Dunia Barat Telat Mengenal Kisah Ibnu Batutah

Kisah petualangan Ibnu Batutah sebelumnya hanya diketahui di lingkaran dunia muslim saja. Baru abad ke-19 kisah Batutah diketahui oleh dunia Barat, ketika seorang penjelajah Jerman yang bernama Ulrich Jasper Seetzen (1767-1811) mendapat kumpulan manuskrip di Timur Tengah, yang di dalamnya termasuk tulisan setebal 94 halaman karya Ibnu Jauzi yang mengisahkan tentang Ibnu Batutah.
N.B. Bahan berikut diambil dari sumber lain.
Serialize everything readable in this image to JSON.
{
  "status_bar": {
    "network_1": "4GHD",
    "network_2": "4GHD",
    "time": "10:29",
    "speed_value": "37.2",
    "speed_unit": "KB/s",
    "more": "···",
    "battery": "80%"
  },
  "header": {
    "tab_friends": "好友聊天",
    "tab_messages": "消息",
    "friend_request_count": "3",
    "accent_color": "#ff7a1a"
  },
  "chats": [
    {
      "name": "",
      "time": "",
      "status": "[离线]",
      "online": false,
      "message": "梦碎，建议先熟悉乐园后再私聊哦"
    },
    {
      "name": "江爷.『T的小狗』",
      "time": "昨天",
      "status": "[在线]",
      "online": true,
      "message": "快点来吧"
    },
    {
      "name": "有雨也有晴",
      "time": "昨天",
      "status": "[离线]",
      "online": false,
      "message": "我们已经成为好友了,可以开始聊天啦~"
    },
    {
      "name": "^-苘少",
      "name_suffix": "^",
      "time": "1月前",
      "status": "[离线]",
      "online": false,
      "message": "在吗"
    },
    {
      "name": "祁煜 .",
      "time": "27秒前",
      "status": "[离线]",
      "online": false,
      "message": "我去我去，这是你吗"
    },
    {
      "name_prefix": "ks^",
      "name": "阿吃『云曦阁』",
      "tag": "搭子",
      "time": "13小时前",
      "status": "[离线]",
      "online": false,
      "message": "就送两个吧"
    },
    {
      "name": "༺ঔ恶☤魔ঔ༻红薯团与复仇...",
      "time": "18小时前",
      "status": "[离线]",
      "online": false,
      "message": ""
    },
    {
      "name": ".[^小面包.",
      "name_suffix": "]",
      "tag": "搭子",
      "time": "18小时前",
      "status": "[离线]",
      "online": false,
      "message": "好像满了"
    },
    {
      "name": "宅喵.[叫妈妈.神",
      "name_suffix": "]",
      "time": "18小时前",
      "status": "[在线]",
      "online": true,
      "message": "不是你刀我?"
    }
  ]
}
Kemudian tiga kopi manuskrip lainnya juga didapatkan oleh penjelajah Swiss, Johann Burckhardt.

Pada kisaran dekade 1830-an, saat okupasi Perancis terhadap Aljazair, pihak Bibliothèque Nationale (BNF) di Paris mendapat lima manuskrip jurnal perjalanan Ibnu Batuta , yang dua di antaranya dalam kondisi lengkap, bertanggal 1356 dan memiliki tanda tangan (yang dipercaya) dari Ibnu Jauzi, sang penulis.

Pada tahun 1369, di usia 65 tahun, Ibnu Batutah meninggal dunia, setelah 12 tahun menyelesaikan memoir jurnalnya, Rihlah.